Dans la famille artistique des Jude, il y a Charles, le ci-devant danseur étoile de l'Opéra de Paris et directeur du ballet de celui de Bordeaux pendant plus de vingt ans, et il y a Marie-Josèphe que tous les musiciens appellent affectueusement « Majo » même quand ils ont été ses élèves au CNSMD de Lyon où elle a enseigné longtemps avant d'avoir sa classe à celui de Paris, voire à l'Académie d'été de Nice dont elle est devenue la directrice. Respectée – mieux : aimée par ses anciens élèves et ses confrères, cette pianiste est elle-même passée par les classes d'Aldo Ciccolini pour le piano, de Jean Hubeau pour la musique de chambre et enfin de Jean-Claude Pennetier pour tout le reste, c'est-à-dire apprendre à devenir un musicien à l'écoute des œuvres et des autres. Et comme elle était assez douée, elle a aussi obtenu sa licence de concerts... en harpe à l'École normale de musique.
C'est à cette musicienne singulière que La Scala Paris rend hommage en ce dimanche après-midi. La maison étant accueillante, on laisse le public entrer dans le hall plutôt que le laisser faire le pied de grue dans la froidure de cette fin janvier. Mais ce concert est d'un genre particulier : c'est une histoire de famille. Qu'on vous explique, parce que les familles recomposées peuvent parfois être compliquées : de son premier mariage avec Jean-François Heisser, Marie-Josèphe Jude a eu un fils Charles qui n'est pas moins doué que sa mère puisqu'il est entré au Conservatoire de Paris en classes de piano classique et de jazz. Elle vit aujourd'hui avec Michel Béroff. Et comme les familles d'hier et d'aujourd'hui s'entendent très bien, ils sont tous les quatre sur scène pour ce concert familial pour une, deux, quatre et enfin huit mains pour le bouquet final. Car c'est une sorte de feu d'artifice que ces musiciens ont donné devant un public chaleureux et judicieusement installé face aux pianos comme à l'habitude, mais aussi tout autour des instruments à même la scène, de façon à rendre encore plus intime cette rencontre. Si le cérémonial en prend un coup, la musique ne souffre pas de cette façon – sans façons justement – d'en faire qui semble déminer le trac et la présente sous un jour « partageux », comme disent les Normands.

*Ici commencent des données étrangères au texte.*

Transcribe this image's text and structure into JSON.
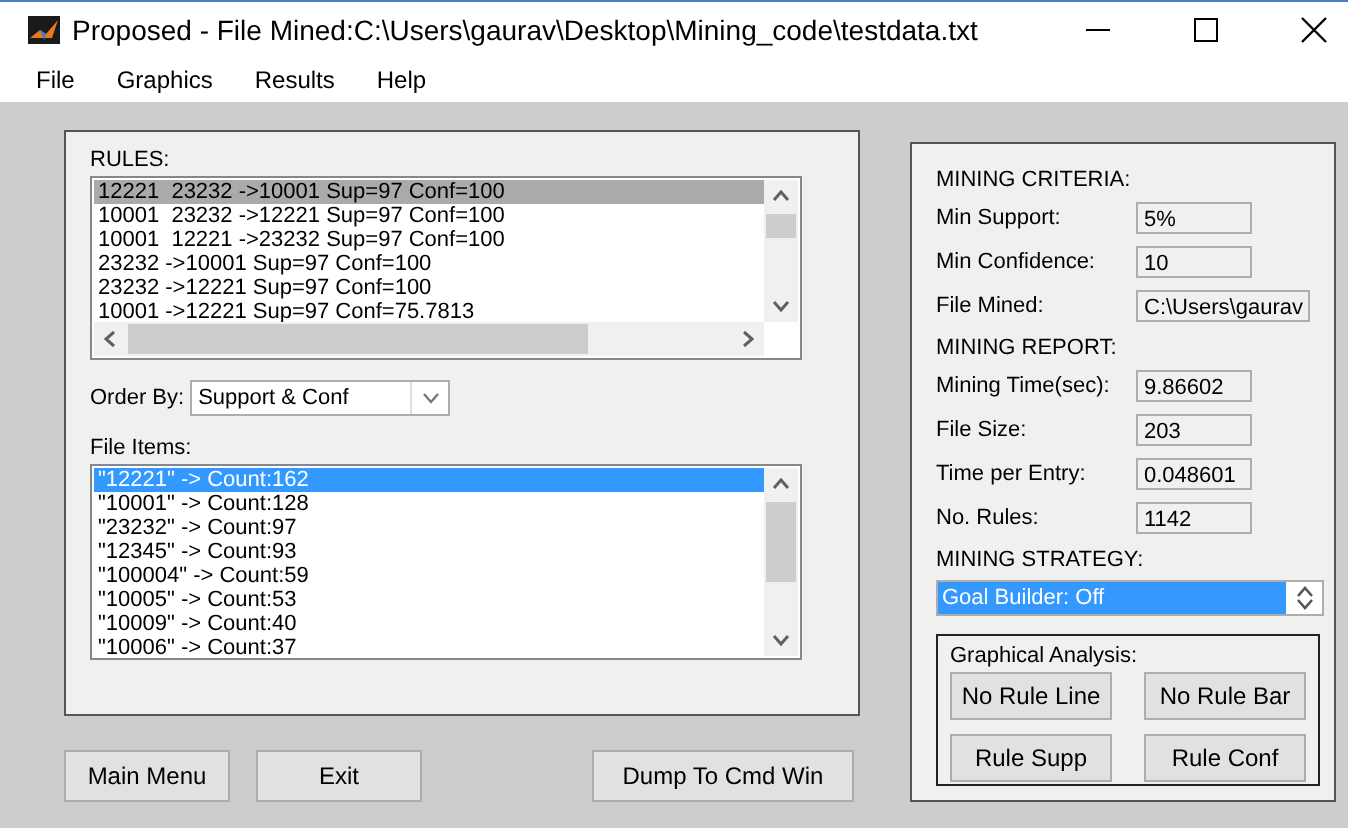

La mère de famille entre donc pour la Chaconne de Bach arrangée pour la main gauche seule par Brahms, page dans laquelle les pianistes ne peuvent se raccrocher à aucune branche pour se tirer d'un mauvais pas, transcription dans laquelle Brahms tente le pari de retrouver la figure de l'archet du violon allant et venant dans l'air sur les cordes, de réinventer cette polyphonie imaginaire avec les seuls cinq doigts – et la pédale. Jude y est assez impériale et quelques petites scories, inévitables quand on prend des risques, renvoient à l'originel où le violoniste a lui aussi fort à faire dans ce sommet instrumental et spéculatif surmonté au prix de quelques égratignures qui ne font que renforcer la force émotionnelle de cette œuvre grandiose.